The different inputs will be:
- 10 lists
- 30 lists
- 50 lists
- 100 lists

The method is defined as follows.

In [4]:
def gcd(my_list):
    """Find max and min, then compute greatest common divisor between the two"""

    def find_max(arr):
        maxi = 0
        for i in arr:
            if i > maxi:
                maxi = i
        return maxi

    def find_min(arr):
        mini = arr[0]
        for i in arr:
            if i < mini:
                mini = i
        return mini

    a = find_max(my_list)
    #print("Max in the list is: ", a)
    b = find_min(my_list)
    #print("Min in the list is: ", b)
    
    if (b == 0):
        return a
    else:
        my_newlist = []
        my_newlist.append(b)
        my_newlist.append(a % b)
        return gcd(my_newlist)

We used the **random** python library to develop a simple function to create a list of lists containing random integers, so we can use it on our test function **(gdc)** to assess how its performance changes when using multiprocessing.

In [5]:
import random
def random_integer_list(n, n2):
    """Generates a list containing n lists of n2 random integers each"""
    
    result_list = []
    # iterates over n number of lists
    for i in range(n):
        #creates a single list of n2 random integers
        random_list = random.sample(range(10**12), n2)
        result_list.append(random_list)
    return result_list

In [25]:
# Different test_data variables that will be used

# 30 lists
#test_data1 = random_integer_list(30, 10**6)

# 50 lists
#test_data2 = random_integer_list(50, 10**6)

# 70 lists
#test_data3 = random_integer_list(70, 10**6)

# 100 lists
#test_data4 = random_integer_list(100, 10**6)

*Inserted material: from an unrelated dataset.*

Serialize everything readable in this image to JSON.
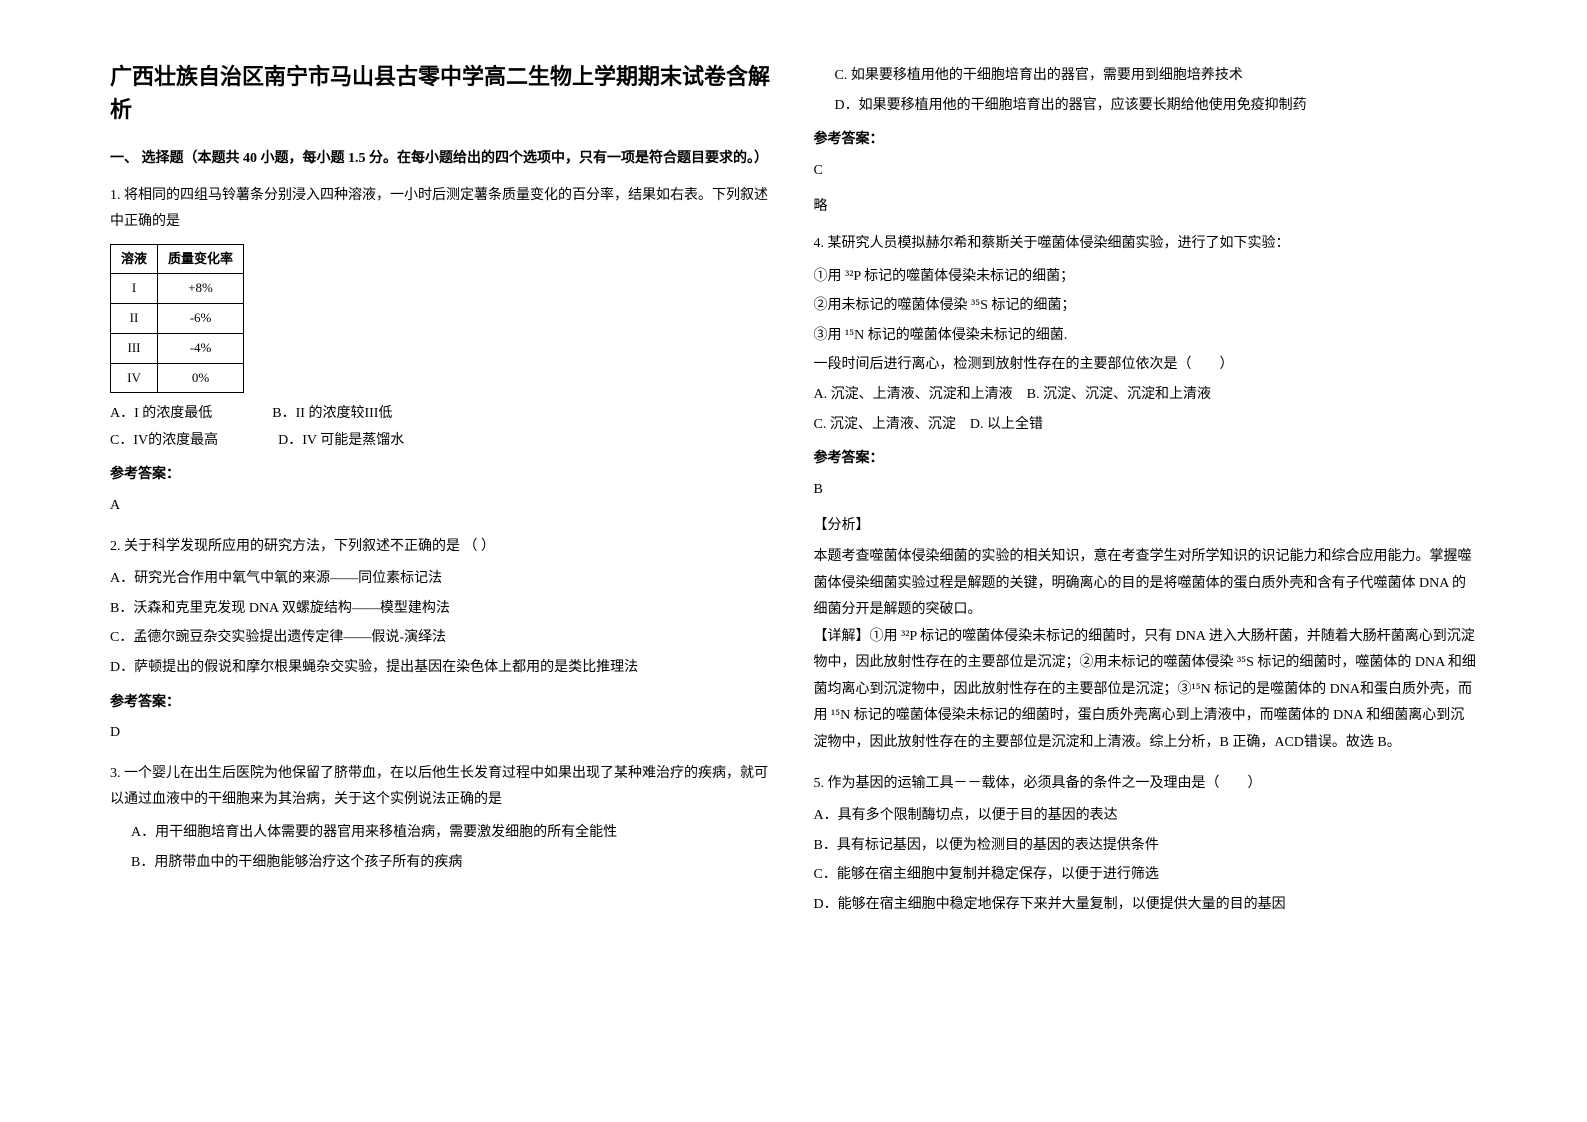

### Checking performances for test_data1

In [8]:
# 1 core
pool_process(gcd, random_integer_list(30, 10**6), 1)

Overall Time: 6


In [9]:
# 2 cores
pool_process(gcd, random_integer_list(30, 10**6), 2)

Overall Time: 4


In [10]:
# 3 cores
pool_process(gcd, random_integer_list(30, 10**6), 3)

Overall Time: 4


In [11]:
# 4 cores
pool_process(gcd, random_integer_list(30, 10**6), 4)

Overall Time: 4


### Checking performances for test_data2

In [12]:
# 1 core
pool_process(gcd, random_integer_list(50, 10**6), 1)

Overall Time: 11


In [13]:
# 2 cores
pool_process(gcd, random_integer_list(50, 10**6), 2)

Overall Time: 7


In [14]:
# 3 cores
pool_process(gcd, random_integer_list(50, 10**6), 3)

Overall Time: 7


In [15]:
# 4 cores
pool_process(gcd, random_integer_list(50, 10**6), 4)

Overall Time: 7


### Checking performances for test_data3

In [16]:
# 1 core
pool_process(gcd, random_integer_list(70, 10**6), 1)

Overall Time: 15


In [17]:
# 2 cores
pool_process(gcd, random_integer_list(70, 10**6), 2)

Overall Time: 12


In [18]:
# 3 cores
pool_process(gcd, random_integer_list(70, 10**6), 3)

Overall Time: 11


In [19]:
# 4 cores
pool_process(gcd, random_integer_list(70, 10**6), 4)

Overall Time: 10


### Checking performances for test_data4

In [20]:
# 4 cores
pool_process(gcd, random_integer_list(100, 10**6), 1)

Overall Time: 37


In [22]:
# 4 cores
pool_process(gcd, random_integer_list(100, 10**6), 2)

Overall Time: 19


In [23]:
# 4 cores
pool_process(gcd, random_integer_list(100, 10**6), 3)

Overall Time: 19


In [24]:
# 4 cores
pool_process(gcd, random_integer_list(100, 10**6), 4)

Overall Time: 18


**Note:** The results of these evaluations, alongside with the lessons that we could learn from them, are documented in a separate PDF file.